We need everyone on deck.

I don’t want to hear “Kavanaugh’s confirmation is a done deal, there is nothing we can do about it.”

No it’s not.

We must #StopKavanaugh, demand that the confirmation of a new Supreme Court justice not take place until January 2019 when a new Congress will be sworn in, and vote in the midterm election on Nov. 6, 2018 as if our lives depend on it.
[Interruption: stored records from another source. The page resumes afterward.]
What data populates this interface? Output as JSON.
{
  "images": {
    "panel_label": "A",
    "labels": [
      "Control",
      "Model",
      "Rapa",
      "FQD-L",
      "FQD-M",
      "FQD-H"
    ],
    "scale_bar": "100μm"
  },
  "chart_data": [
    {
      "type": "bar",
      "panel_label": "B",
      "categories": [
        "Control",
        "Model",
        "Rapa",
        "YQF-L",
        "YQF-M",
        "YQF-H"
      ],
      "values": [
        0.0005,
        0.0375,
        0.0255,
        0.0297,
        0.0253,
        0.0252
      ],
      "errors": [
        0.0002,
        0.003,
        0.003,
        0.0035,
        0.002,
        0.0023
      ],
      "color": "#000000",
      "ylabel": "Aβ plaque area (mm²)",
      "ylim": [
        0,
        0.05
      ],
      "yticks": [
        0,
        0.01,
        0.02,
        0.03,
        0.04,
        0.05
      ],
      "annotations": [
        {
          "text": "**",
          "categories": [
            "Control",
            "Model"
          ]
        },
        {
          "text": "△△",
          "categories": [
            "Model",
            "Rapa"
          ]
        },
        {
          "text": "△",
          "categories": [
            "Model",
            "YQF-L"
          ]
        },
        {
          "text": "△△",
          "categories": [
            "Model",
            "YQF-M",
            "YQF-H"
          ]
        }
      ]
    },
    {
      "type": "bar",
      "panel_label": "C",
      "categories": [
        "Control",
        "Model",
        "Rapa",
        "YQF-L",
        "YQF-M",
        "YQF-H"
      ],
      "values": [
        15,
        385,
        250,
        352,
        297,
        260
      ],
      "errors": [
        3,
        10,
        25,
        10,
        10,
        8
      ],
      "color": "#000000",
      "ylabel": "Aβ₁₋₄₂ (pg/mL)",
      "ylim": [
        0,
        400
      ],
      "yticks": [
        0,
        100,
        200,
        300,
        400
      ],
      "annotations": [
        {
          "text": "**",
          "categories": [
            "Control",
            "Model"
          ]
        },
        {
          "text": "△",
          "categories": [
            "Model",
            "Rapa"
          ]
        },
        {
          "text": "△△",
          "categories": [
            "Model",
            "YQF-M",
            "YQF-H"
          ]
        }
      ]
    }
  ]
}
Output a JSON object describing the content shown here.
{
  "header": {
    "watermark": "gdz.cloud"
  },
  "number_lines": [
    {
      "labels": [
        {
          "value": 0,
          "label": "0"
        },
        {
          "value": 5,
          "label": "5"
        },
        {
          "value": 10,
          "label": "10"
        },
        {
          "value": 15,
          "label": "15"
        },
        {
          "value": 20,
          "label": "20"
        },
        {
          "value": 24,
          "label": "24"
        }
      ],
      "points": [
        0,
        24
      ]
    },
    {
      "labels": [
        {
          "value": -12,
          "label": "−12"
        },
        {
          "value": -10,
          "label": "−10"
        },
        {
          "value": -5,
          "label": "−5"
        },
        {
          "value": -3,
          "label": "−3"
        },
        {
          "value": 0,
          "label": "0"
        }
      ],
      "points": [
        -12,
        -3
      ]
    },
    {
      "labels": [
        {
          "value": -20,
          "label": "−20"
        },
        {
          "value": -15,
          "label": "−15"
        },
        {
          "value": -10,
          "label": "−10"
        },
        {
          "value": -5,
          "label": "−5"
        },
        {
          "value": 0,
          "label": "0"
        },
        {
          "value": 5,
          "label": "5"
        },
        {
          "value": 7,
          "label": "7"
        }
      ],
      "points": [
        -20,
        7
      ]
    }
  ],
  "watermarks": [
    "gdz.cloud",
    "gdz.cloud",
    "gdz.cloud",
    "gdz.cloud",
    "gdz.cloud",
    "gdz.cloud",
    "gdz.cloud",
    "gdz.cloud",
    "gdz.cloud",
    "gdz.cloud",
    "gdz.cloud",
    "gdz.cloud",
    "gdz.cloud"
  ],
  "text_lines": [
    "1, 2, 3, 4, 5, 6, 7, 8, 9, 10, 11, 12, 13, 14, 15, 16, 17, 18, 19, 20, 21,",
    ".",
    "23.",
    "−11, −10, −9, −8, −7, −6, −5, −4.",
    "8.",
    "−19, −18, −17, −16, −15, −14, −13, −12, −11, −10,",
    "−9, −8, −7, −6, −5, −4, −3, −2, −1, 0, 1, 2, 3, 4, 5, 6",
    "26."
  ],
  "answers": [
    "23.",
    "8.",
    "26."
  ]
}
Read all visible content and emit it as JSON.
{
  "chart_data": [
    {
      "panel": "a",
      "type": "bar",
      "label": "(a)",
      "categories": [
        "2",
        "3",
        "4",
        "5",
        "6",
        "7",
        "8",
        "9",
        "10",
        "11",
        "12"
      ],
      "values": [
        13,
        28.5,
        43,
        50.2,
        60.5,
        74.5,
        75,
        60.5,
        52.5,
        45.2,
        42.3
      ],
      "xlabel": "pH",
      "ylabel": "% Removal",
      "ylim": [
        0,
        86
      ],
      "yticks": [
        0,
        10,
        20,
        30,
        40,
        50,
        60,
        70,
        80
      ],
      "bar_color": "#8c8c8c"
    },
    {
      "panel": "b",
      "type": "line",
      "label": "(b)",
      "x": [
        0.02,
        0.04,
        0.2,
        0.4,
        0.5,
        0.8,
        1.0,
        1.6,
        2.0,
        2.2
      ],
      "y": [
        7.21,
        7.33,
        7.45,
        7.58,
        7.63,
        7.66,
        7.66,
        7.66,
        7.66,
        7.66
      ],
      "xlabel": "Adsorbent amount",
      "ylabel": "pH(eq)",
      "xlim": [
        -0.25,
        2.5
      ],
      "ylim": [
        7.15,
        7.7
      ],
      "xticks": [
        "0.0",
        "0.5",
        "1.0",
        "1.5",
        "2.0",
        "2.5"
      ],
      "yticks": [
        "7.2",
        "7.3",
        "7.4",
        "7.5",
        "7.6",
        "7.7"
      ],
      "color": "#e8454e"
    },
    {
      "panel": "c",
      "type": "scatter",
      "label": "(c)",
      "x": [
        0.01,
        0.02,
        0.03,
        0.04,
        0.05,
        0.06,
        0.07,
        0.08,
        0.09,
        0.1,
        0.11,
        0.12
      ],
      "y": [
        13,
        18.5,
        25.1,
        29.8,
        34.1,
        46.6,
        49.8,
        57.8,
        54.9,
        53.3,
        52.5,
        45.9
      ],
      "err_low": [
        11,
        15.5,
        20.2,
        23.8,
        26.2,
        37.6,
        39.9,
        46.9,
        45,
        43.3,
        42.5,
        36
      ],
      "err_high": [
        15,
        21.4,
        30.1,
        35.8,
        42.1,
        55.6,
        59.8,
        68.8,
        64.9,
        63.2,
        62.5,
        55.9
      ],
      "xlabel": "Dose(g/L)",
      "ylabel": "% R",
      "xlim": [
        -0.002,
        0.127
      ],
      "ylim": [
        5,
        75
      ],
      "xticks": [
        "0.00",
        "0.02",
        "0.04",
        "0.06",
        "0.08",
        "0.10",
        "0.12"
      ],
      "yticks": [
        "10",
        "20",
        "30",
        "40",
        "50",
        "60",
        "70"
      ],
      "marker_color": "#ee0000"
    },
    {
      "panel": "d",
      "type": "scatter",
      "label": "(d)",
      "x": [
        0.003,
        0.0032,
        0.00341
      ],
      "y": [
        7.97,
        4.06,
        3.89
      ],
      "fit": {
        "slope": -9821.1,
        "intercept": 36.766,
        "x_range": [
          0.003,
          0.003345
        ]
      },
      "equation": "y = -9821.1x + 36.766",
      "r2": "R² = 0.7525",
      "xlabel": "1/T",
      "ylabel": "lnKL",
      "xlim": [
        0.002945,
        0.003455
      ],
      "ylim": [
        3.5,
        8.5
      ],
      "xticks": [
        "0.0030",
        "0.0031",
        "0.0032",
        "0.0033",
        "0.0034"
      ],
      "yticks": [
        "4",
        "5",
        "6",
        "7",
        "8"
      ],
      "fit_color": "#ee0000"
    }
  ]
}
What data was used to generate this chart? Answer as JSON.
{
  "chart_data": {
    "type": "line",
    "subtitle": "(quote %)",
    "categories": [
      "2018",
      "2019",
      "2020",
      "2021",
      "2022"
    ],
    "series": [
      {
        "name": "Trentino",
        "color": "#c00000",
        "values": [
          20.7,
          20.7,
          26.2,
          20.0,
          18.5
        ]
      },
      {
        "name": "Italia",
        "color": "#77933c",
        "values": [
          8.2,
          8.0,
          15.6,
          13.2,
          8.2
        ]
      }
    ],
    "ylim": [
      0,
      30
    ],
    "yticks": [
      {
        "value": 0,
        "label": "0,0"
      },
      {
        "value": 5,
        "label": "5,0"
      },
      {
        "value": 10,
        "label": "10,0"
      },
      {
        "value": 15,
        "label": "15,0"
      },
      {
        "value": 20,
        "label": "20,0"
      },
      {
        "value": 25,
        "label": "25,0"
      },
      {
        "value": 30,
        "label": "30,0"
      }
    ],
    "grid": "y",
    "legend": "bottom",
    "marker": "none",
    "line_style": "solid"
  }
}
How can we #StopKavanaugh?

  • Gather together with our like-minded friends and organize.
  • Get in touch with your local chapters of organizations opposing Kavanaugh and work together, such as Color of Change, MoveOn.org, NAACP, the National Urban League, the Lawyer’s Committee for Civil Rights, NARAL, Planned Parenthood, Women’s March,  Indivisible. They are planning rallies in all 50 states on August 26 to oppose Kavanaugh.
  • Educate your family and friends, especially the younger ones, about the impact Kavanaugh would have if confirmed. Urge them to join you.
  • Pray, call, write, email, Instagram, tweet and urge our families and friends to do the same. Let’s make #StopKavanaugh trend Eevery day for four months!
  • Register to vote and get your friends and family registered too! And make sure you and everyone you know actually vote on Nov. 6.
  • Research who your representative is — all 435 seats in the House of Representatives are up for grabs in the midterm election. Is your senator up for reelection? Is he or she opposed to confirming Kavanaugh? And, if so, how specifically is he or she opposing? Tag your elected officials on pics #WeAreRegisteredAndWatchingYou #StopKavanaugh
  • Protest and engage in civil disobedience.

On the Fourth of July, Therese Patricia Okoumou captured all of our imaginations by magically scaling the Statue of Liberty to demand children be released.

On June 28, I was one of 630 women arrested at the U.S. Senate to protest family separation.

We can and must put our bodies at risk to stop this process. Too much is on the line.